Too Many Stories to tell
Savings groups have impacts in many big and small ways. Here are a few more short testimonies just from the same region of Togo mentioned above. Savings group participants shared these via text message with Chalmers’ Director of West Africa Operations:
- Abotsi Déla, a savings group member, says, “The group has helped me to buy a machine to make tofu from soya beans. My tofu business has grown since I got that machine.”
- Dzegba Komi, an evangelist from a Pentecostal church, says “the saving group program helped us to start an annex church (another parish).”
- Grace, a church facilitator, says, “the saving group I formed has helped two members to buy their own motorbikes.”
- Mr. Mensah, a church facilitator, says, “our group has grown corn in Séve Kpota and the yield was good. When people from a closer village were victims of a fire, we were able to assist them with one sack of corn (about 70 kilograms).”

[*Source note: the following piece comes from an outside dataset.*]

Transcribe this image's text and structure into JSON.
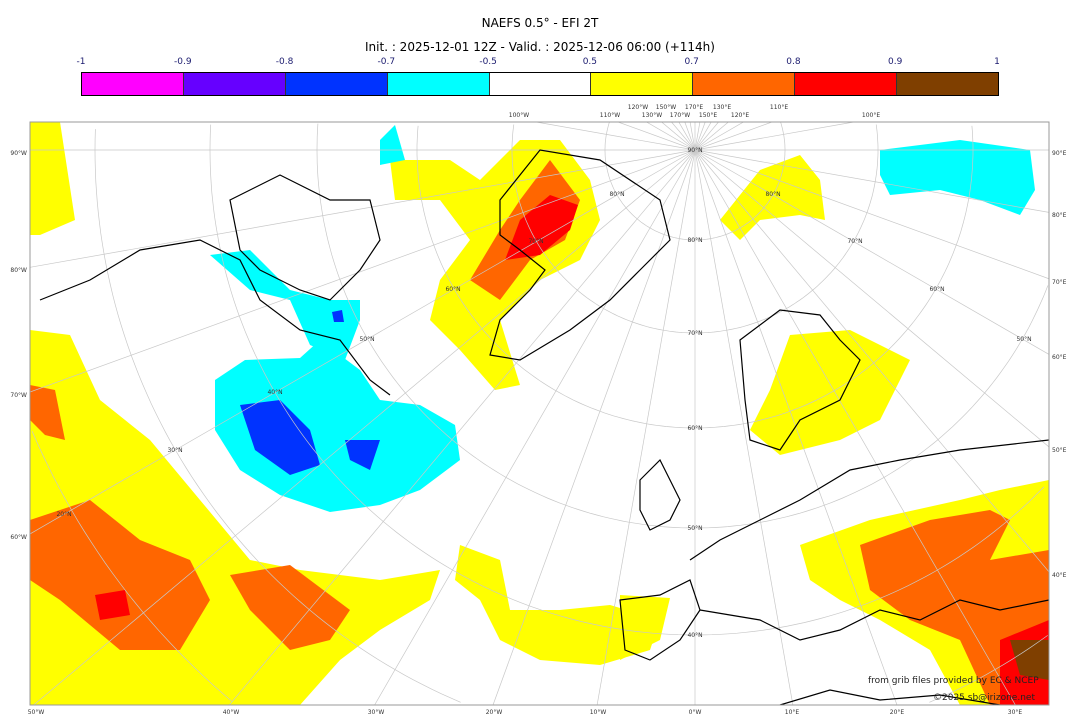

We could share more and more stories, but the common thread through all of them is the Lord’s faithfulness. In church after church, God is taking the mustard seeds of people’s savings and growing them into a harvest of hope in the midst of deep poverty. We praise God for allowing our organization to be a part of this work, and we are so thankful for the financial and prayer support of so many that make this work possible. May God continue to bless this work for the advancement of His kingdom and the glory of His name.